On Monday, Nov. 16, I went to a Cairo Brass Quintet concert at AUC Tahrir in Oriental Hall. The members were Egyptian, Russian, and Japanese! They were very good, and played mostly jazz, ragtime, New Orleans blues, and some more Middle Eastern music.

 

On Tues, I went to hear a talk in the Political Science Department given by fellow Fulbrighter Scott Hibbert about religion and politics in the US elections in the last 25 years.

 

On Wednesday, Egypt played Algeria in a winner-take-all situation for the last African spot in the 2010 World Cup. The game was in Sudan, and I went over the Sussan Babaie and Richard’s to watch the game. Sussan’s mother and cousin were there visiting as well. We had dinner and then watched the game. Egypt played terrible, and lost 1-0, squashing their hopes of being in the World Cup for the first time in 20 years. In the days after the match, there were unsubstantiated reports that Algerians attacked Egyptians in the Sudan, and some people were barricaded in buildings and couldn’t get back to Egypt. Rumors that famous Egyptians—actors and singers, and Mubarak’s two sons—were also fearful of their lives just added to the drama. The next day, there were reports (even a Warden message from the US embassy to all Americans living in Cairo) that Egyptians had surrounded the Algerian embassy in Zamelak and were throwing Molotov cocktails and breaking windows were also spreading. Reports of deaths on both sides were also swirling around.
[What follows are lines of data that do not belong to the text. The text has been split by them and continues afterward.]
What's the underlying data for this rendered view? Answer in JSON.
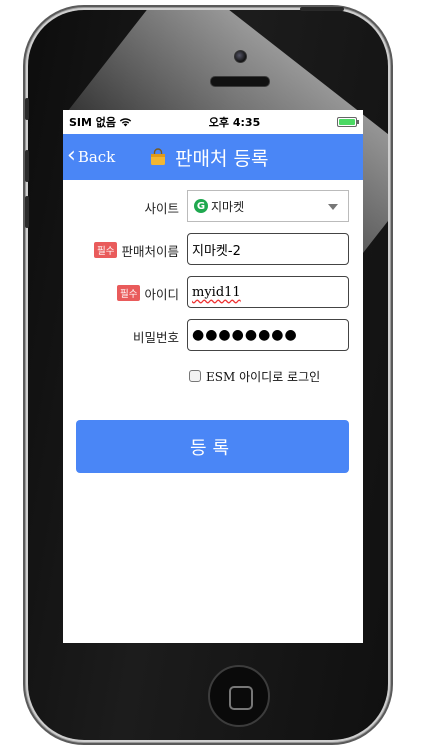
{
  "status": {
    "carrier": "SIM 없음",
    "time": "오후 4:35"
  },
  "nav": {
    "back_label": "Back",
    "title": "판매처 등록"
  },
  "form": {
    "site": {
      "label": "사이트",
      "value": "지마켓",
      "logo_letter": "G"
    },
    "seller_name": {
      "required_badge": "필수",
      "label": "판매처이름",
      "value": "지마켓-2"
    },
    "user_id": {
      "required_badge": "필수",
      "label": "아이디",
      "value": "myid11"
    },
    "password": {
      "label": "비밀번호",
      "value": "●●●●●●●●"
    },
    "esm_login": {
      "label": "ESM 아이디로 로그인",
      "checked": false
    }
  },
  "submit_label": "등록",
  "colors": {
    "accent": "#4a86f6",
    "required": "#e95b5b",
    "gmarket": "#1fa84f"
  }
}
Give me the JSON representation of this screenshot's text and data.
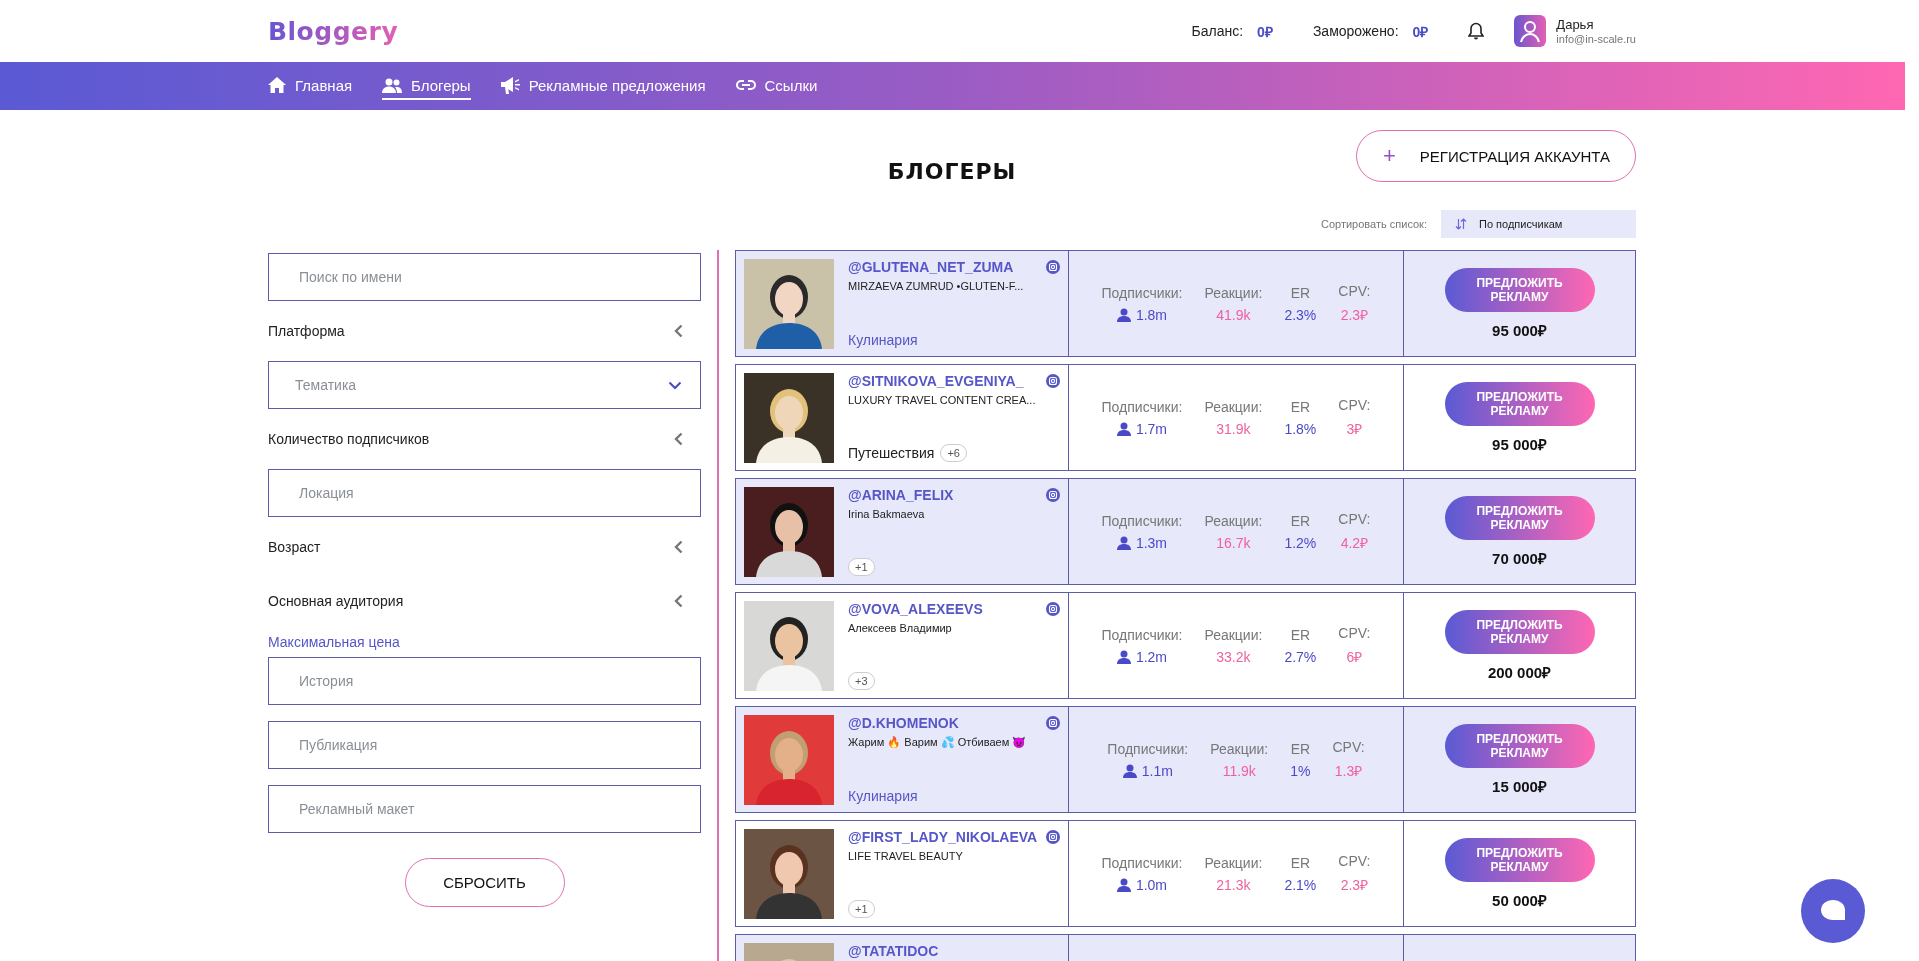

I suggested to my students the next week that we really don’t know the truth about who started what, and they were aghast that I would even suggest that Egyptians started the problem. They didn’t like the idea I touted that maybe the Egyptian government was even using reports of Algerian abuse to their advantage to deflect criticism away from the regime.

 

On Thursday, I met Hassan Awad in front of the Imam Hussain mosque in Khan-i-Khalili. He had called and said that he was conducting a tour from the US, and had this evening free while in Cairo. It was great to see him, and we sat in a coffee house and had tea. Then we walked to the Attaba Metro station for me to journey back to Maadi and he was going to bed early to be ready for his tour tomorrow.